Inilah dia ‘Umar bin Al-Khaththaab yang menulis sepucuk surat kepada Abu Muusaa
Al-Asyariy radliyallaahu ‘anhuma yang isinya:




ولا يمنعنَّك
قضاءٌ قضيت فيه اليوم فراجعت فيك رأيك ، فهديت فيه لرشدك أن تراجع فيه الحقَّ ،
فإن الحق قديم لا يبطله شيء ، ومراجعة الحق خير من التمادي في الباطل
“Janganlah satu
keputusan yang telah engkau putuskan padanya pada suatu hari mencegahmu untuk
mengkaji ulang pendapatmu, sehingga engkau mendapatkan petunjuk padanya dengan
rujuknya engkau kepada kebenaran. Karena, kebenaran itu qadiim (telah ada semenjak dulu) yang tidak dibatalkan oleh
apapun. Meninjau ulang kebenaran lebih baik daripada terus-menerus dalam
kebathilan”.[1]
Asy-Syaukaaniy rahimahullah berkata:
من آفات التعصب
الماحقة لبركة العلم: أن يكون طالب العلم قد قال بقول في مسألة ، كما يصدر ممَّن
يفتي ، أو يصنِّف ، أو يناظر غيره ، ويشتهر ذلك القول عنه ، فإنه قد يصعب عليه
الرجوع عنه إلى ما يخالفه ، وإن علم أنه الحق وتبيَّن له فساد ما قاله .ولا سبب
لهذا الاستصعاب إلا تأثير الدنيا على الدين ، فإنه قد يسوِّل له الشيطان أو النفس
الأمارة أن ذلك ينقصه ،ويحط من رتبته ، ويخدش في تحقيقه ، ويغض من رئاسته ،وهذا
تخيل مختل ، وتسويل باطل ، فإن الرجوع إلى الحق يوجب له من الجلالة والنبالة وحسن
الثناء ما لا يكون في تصميمه على الباطل ، بل ليس في التصميم على الباطل إلا محض
النقص له والإزراء عليه بالاستصغار لشأنه .

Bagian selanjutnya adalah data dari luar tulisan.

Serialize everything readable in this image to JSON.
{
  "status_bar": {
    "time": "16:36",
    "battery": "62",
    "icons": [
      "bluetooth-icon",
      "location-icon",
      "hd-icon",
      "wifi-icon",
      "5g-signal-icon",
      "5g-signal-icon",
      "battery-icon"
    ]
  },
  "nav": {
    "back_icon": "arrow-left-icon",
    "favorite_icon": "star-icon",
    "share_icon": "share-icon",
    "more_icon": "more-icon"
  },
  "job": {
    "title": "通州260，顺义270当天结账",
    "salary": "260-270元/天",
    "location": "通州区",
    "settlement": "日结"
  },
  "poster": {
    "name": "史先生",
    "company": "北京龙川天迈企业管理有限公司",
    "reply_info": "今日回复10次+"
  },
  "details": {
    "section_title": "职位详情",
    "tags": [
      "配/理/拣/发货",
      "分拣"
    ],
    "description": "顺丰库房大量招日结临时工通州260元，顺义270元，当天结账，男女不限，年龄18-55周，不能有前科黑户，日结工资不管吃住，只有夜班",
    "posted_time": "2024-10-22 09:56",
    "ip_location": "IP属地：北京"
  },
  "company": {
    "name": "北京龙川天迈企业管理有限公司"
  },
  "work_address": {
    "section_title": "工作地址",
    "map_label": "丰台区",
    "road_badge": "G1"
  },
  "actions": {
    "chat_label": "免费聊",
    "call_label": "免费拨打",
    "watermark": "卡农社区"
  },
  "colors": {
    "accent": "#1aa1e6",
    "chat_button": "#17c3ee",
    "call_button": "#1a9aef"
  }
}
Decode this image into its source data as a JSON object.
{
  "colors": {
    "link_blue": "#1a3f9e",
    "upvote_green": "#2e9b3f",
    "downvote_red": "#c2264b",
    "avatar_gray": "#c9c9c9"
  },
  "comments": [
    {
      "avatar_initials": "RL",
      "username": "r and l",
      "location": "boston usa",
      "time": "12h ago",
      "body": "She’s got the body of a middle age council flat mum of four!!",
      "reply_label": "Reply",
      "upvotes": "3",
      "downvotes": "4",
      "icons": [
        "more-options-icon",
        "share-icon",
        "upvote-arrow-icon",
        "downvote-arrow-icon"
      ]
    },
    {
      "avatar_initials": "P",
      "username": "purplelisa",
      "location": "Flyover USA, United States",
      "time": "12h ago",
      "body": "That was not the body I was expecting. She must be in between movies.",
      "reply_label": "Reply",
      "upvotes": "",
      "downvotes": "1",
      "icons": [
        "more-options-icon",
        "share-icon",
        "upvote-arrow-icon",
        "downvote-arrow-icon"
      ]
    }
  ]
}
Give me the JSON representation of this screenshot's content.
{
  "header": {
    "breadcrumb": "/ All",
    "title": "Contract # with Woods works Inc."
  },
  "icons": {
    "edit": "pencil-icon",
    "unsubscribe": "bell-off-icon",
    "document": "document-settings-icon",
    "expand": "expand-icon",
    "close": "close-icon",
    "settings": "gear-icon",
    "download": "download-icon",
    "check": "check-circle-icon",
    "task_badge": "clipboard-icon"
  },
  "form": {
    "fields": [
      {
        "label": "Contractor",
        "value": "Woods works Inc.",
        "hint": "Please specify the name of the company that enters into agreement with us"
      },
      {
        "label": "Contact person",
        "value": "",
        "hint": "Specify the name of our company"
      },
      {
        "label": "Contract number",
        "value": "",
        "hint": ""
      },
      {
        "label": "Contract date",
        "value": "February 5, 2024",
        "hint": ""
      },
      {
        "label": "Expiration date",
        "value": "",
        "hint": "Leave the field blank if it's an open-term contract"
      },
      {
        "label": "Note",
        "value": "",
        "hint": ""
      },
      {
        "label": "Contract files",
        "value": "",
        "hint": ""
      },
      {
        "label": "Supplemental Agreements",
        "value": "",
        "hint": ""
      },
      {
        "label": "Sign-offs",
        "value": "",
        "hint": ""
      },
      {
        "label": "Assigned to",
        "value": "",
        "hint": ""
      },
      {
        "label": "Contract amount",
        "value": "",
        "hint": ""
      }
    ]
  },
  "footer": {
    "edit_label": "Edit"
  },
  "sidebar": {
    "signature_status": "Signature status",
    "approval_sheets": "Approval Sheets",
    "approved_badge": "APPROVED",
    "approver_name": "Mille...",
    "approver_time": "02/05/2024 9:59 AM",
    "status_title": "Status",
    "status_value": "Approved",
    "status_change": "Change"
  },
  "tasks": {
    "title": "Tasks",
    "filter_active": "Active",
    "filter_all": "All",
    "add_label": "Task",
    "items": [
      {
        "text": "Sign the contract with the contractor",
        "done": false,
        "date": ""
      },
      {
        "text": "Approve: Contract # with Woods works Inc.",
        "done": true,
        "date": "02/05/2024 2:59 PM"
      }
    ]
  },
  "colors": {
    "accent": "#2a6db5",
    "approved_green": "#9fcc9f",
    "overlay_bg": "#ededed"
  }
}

فإن منهج الحق واضح المنار يفهمه أهل العلم ، ويعرفون براهينه ، ولا سيما عند
المناظرة ، فإذا زاغ عنه زائغ تعصباً لقول قد قاله أو رأي رآه ، فإنه لا محالة
يكون عند من يطلع على ذلك من أهل العلم لأحد الرجلين : إما متعصب مجادل مكابر ، إن
كان له من الفهم والعلم ما يدرك به الحق ويتميَّز به الصواب . أو جاهل فاسد الفهم
باطل التصور ، إن لم يكن له من العلم ما يتوصل به إلى معرفة بطلان ما صمَّم عليه
وجادل عنه . وكلا هذين المطعنين فيه غاية الشين
“Termasuk di antara penyakit-penyakit yang ditimbulkan
oleh ta’ashub (fanatik) yang menghapuskan barakah ilmu adalah : Seorang
penuntut ilmu ketika telah mengatakan satu perkataan dalam satu permasalahan,
seperti yang dilakukan oleh orang yang berfatwa, penulis, atau pendebat yang
mendebat orang lain (dengan perkataannya itu); lalu perkataannya itu menjadi
terkenal berasal darinya. Maka, kadang-kadang itu menjadikan dirinya sulit
untuk rujuk pada sesuatu yang menyelisihinya, meski ia mengetahui hal itu benar
dan jelas baginya kekeliruan apa yang dikatakannya. Tidak lain penyebabnya adalah faktor keduniaan yang memasuki agama.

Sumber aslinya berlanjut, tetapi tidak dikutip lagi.